Indeed, any Arab NATO must ultimately include Russian satellite Syria, plus Iraq, both fatally bound to Iran and consumed by internal conflict.

As this writer noted in a recent foxnews.com op-ed (“Trump Told the Truth in Saudi Arabia. What Happens Next Could Be Interesting,” May 24), the Saudi king, Salman, and Egypt’s president, Abdel-Fattah al-Sisi, along with Trump, may form an Arab-based triumvirate to lead the resistance to Sunni and Shi’ite jihadism.

But Trump's idea is to put Saudi Arabia in charge of the organization, when Egypt is the traditional leader of the Arab states.

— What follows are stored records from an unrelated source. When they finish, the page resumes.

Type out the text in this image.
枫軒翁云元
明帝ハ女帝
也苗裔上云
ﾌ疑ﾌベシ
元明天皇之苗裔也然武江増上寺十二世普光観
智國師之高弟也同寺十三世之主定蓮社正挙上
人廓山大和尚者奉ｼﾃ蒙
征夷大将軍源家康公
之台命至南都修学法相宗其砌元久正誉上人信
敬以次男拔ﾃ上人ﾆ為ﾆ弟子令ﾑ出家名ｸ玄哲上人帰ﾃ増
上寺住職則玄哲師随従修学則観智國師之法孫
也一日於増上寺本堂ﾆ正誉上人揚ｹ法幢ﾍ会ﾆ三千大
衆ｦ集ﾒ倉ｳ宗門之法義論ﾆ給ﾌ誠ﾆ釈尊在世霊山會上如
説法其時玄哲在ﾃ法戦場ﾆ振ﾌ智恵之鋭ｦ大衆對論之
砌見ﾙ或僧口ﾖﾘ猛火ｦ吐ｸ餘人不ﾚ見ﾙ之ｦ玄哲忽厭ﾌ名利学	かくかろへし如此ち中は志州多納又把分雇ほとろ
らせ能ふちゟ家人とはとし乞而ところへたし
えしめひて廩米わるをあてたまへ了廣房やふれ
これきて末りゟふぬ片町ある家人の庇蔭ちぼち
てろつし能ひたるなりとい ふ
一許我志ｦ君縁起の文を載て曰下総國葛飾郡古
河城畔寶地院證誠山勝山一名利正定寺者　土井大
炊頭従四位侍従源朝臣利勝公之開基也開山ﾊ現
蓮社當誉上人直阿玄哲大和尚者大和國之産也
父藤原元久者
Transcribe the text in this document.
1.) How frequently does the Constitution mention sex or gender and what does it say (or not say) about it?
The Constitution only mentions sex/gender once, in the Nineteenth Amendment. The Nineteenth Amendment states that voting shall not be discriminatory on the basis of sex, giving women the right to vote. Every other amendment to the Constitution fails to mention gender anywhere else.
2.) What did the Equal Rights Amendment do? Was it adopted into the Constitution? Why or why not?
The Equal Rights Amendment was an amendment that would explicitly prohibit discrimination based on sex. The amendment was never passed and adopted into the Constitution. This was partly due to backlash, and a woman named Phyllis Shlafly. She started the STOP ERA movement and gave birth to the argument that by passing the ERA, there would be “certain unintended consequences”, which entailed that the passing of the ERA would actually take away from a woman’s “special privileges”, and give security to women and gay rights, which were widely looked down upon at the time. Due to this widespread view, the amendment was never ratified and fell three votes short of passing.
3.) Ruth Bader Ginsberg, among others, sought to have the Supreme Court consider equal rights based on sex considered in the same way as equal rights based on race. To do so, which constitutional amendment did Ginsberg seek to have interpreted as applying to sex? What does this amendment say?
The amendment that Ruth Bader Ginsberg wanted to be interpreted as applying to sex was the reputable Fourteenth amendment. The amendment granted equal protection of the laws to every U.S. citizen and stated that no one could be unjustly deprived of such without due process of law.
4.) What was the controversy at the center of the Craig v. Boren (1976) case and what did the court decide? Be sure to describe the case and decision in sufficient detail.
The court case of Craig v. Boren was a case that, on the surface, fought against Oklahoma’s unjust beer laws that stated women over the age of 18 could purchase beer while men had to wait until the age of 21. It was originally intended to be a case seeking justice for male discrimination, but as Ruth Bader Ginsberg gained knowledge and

And Egypt—driven to seek massive Russian military assistance for the first time since 1972 by Obama’s suspension of most of our annual aid to Cairo in 2013 (since resumed with more strings attached)—refuses to intervene in Syria and balks at confronting Russia’s BFF, Iran.

Then again, the Russia angle might not even bother Trump, who has formerly praised President Vladimir Putin, and is still generally soft on Moscow, which has shown no genuine interest in fighting IS, despite claims to the contrary.

So beyond the rhetorical level, it mainly boils down to the Gulf Cooperation Council (GCC), an organization which already has a limited military dimension--plus perhaps Jordan, already playing a key role in fighting IS and AQ, and officially at peace with the Jewish State, but hampered by the prominent role of the opposition Muslim Brotherhood and ties to its Palestinian branch, Hamas.

The GCC states might informally flirt with our strongest ally Israel, but are a long way from formal recognition yet, despite having occasionally open commercial, and quasi-diplomatic, relations at times.

Any alignment that could turn into a heavily-armed coalition against Israel should be pondered deeply first.

Most problematic is Qatar—notorious for funding Islamists from Libya to Egypt to Syria, from Gaza to Afghanistan (including Hamas and the Taliban), though it also hosts America’s Central Command.

Yet the quest for Arab unity, a mirage since the heady days of Nasser, who brought about the greatest Arab defeat in history in 1967 after waging a futile war in Yemen, continues.

As does the hope for a better vision to replace Nasser’s--and the even darker dreams of the Islamists--though the magic formula has yet to be found.